Comparative efficacy and acceptability of 21 antidepressant drugs for the acute treatment of adults with major depressive disorder: A systematic review and network meta-analysis
The Lancet | Mar 05, 2018
Cipriani A, et al. - During this study, researchers sought to compare and rank antidepressants for the acute treatment of adults with unipolar major depressive disorder. When compared to placebo, all antidepressants were discovered to be more efficacious in adults with major depressive disorder. Findings unveiled minor variations between active drugs on the inclusion of placebo-controlled trials. On the other hand, greater variability was revealed in the efficacy and acceptability in head-to-head trials. Yielded data ought to serve evidence-based practice and inform patients, physicians, guideline developers, and policymakers on the considerable benefits of the different antidepressants.
Methods
- The scheme of this research was a systematic review and network meta-analysis.
- Data was analyzed from the Cochrane Central Register of Controlled Trials, CINAHL, Embase, LILACS database, MEDLINE, MEDLINE In-Process, PsycINFO, the websites of regulatory agencies, and international registers for published and unpublished, double-blind, randomised controlled trials from their inception to Jan 8, 2016.
- Placebo-controlled and head-to-head trials of 21 antidepressants used for the acute treatment of adults (≥18 years old and of both sexes) with major depressive disorder diagnosed according to standard operationalised criteria were included for this study.
- The exclusion criteria involved quasi-randomised trials and trials that were incomplete or included 20% or more of participants with bipolar disorder, psychotic depression, or treatment-resistant depression; or patients with a serious concomitant medical illness.

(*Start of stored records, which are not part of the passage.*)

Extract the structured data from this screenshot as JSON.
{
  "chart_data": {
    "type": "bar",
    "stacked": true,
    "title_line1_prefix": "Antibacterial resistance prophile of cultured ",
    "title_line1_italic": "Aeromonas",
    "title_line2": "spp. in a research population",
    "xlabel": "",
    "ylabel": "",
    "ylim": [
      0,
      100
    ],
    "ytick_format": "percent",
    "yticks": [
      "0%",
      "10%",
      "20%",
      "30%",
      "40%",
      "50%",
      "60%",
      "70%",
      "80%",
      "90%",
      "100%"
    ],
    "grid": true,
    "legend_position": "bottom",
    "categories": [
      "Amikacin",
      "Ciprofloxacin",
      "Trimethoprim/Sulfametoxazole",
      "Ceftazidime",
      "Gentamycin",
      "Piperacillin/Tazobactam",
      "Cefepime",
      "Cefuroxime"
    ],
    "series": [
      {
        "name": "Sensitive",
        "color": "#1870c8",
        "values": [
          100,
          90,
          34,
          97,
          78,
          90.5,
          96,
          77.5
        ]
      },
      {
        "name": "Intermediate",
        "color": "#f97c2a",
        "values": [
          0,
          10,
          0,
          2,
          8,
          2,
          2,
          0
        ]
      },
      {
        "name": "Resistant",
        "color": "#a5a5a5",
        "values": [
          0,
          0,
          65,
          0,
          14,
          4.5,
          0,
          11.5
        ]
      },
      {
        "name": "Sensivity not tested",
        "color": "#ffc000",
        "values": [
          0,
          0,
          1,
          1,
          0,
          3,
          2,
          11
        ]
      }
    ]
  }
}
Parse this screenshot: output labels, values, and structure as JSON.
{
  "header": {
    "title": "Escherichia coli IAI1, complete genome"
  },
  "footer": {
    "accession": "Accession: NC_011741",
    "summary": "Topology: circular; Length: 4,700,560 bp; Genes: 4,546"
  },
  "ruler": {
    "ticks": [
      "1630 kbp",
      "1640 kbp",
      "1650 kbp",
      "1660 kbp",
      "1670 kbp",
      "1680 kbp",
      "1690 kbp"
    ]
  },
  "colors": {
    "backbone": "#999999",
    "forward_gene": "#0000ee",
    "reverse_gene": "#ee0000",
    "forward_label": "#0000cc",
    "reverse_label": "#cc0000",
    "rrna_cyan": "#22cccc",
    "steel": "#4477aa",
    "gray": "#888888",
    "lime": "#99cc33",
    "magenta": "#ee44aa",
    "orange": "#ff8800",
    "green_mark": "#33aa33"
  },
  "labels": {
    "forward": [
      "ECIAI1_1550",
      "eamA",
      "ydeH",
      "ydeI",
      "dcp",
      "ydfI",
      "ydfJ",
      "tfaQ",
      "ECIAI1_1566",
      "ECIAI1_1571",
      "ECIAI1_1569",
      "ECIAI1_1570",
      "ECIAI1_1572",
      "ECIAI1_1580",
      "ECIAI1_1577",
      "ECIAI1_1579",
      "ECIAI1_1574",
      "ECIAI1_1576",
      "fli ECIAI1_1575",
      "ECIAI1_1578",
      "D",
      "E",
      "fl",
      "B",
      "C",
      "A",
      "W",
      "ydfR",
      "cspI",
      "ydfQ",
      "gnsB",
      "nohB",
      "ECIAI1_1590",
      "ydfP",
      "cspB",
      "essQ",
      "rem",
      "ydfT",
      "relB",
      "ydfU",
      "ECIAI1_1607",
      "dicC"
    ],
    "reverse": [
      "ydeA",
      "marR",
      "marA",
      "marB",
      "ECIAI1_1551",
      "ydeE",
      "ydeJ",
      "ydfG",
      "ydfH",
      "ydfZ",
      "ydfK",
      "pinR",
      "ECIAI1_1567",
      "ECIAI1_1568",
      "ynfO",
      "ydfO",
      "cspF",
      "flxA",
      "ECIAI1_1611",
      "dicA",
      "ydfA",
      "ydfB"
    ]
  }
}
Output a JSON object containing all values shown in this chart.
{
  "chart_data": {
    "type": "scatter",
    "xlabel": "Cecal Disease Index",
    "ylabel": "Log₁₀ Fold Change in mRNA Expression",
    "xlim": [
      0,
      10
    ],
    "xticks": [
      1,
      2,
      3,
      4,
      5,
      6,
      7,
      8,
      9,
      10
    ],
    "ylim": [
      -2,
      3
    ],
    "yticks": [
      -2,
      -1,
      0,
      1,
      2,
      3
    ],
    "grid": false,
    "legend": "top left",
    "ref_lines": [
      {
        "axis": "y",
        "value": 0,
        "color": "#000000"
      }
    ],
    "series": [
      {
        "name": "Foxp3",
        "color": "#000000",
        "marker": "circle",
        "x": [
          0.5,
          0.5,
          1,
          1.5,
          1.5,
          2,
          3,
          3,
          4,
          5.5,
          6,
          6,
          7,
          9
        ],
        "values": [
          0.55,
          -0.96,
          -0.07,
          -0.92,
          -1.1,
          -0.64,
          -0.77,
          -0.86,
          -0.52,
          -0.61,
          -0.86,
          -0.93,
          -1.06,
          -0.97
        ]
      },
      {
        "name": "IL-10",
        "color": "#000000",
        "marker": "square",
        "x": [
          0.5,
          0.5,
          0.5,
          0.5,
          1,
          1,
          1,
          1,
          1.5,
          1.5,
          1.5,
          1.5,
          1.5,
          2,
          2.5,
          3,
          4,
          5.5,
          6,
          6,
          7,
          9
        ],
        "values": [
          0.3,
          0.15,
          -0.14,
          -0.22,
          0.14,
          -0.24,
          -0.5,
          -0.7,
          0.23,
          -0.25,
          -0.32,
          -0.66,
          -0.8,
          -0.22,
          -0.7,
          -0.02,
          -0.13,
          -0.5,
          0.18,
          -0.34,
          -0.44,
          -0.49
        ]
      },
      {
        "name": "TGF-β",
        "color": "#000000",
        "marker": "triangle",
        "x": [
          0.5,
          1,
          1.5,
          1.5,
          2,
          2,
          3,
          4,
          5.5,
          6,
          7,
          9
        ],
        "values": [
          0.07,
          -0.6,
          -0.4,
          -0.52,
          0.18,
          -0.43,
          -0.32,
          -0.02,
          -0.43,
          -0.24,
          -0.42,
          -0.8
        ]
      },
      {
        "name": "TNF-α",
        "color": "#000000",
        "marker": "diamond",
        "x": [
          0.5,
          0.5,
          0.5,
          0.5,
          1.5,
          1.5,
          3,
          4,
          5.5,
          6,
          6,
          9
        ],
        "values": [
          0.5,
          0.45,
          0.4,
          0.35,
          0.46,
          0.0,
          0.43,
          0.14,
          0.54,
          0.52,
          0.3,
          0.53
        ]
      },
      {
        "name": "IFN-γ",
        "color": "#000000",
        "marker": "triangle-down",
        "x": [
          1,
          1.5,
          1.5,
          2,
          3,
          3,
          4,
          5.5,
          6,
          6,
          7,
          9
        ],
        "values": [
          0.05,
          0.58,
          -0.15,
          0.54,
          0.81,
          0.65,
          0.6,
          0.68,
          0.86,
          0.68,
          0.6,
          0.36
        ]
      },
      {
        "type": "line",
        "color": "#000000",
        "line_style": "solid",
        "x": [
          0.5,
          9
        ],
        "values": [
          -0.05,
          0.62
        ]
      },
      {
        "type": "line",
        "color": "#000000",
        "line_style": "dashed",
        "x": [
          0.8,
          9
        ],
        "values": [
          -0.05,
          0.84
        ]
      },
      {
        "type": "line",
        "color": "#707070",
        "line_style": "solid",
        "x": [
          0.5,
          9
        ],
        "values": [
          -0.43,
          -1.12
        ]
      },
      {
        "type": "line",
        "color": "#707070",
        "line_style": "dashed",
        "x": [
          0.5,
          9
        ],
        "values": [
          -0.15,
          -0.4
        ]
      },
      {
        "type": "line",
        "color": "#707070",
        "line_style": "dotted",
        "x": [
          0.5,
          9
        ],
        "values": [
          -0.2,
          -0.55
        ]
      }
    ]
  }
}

- Data was extracted after a predefined hierarchy and in network meta-analysis, group-level data were used.
- An inquiry was performed of the studies' risk of bias in accordance to the Cochrane Handbook for Systematic Reviews of Interventions, and certainty of evidence via the Grading of Recommendations Assessment, Development and Evaluation framework.
- Primary outcomes included efficacy (response rate) and acceptability (treatment discontinuations due to any cause).
- Using pairwise and network meta-analysis with random effects, the summary odds ratios (ORs) were computed.
Results
- A total of 28,552 citations were selected, among these 522 trials were included consisting of 116,477 subjects.
- All antidepressants were more effective than placebo, with ORs ranging between 2.13 (95% credible interval [CrI] 1.89-2.41) for amitriptyline and 1.37 (1.16-1.63) for reboxetine, with regard to the efficacy.
- For acceptability, a connection was illustrated between only agomelatine (OR 0.84, 95% CrI 0.72-0.97) and fluoxetine (0.88, 0.80-0.96) with fewer dropouts than placebo.
- On the other hand, clomipramine appeared to be worse than placebo (1.30, 1.01-1.68).
- The range of variations in ORs between antidepressants was from 1.15 to 1.55 for efficacy and from 0.64 to 0.83 for acceptability, displaying wide CrIs on most of the comparative analyses.
- Head-to-head studies revealed the greater effectiveness of agomelatine, amitriptyline, escitalopram, mirtazapine, paroxetine, venlafaxine, and vortioxetine compared to other antidepressants (range of ORs 1.19-1.96).
- In contrast, fluoxetine, fluvoxamine, reboxetine, and trazodone were discovered to be the least efficacious drugs (0.51-0.84).
- Greater tolerability was reported of agomelatine, citalopram, escitalopram, fluoxetine, sertraline, and vortioxetine compared to other antidepressants (range of ORs 0.43-0.77) for acceptability.
- Data disclosed that amitriptyline, clomipramine, duloxetine, fluvoxamine, reboxetine, trazodone, and venlafaxine presented with the highest dropout rates (1.30-2.32).
- Herein, 46 (9%) of 522 trials were rated as high risk of bias, 380 (73%) trials as moderate, and 96 (18%) as low, with moderate to very low certainty of evidence.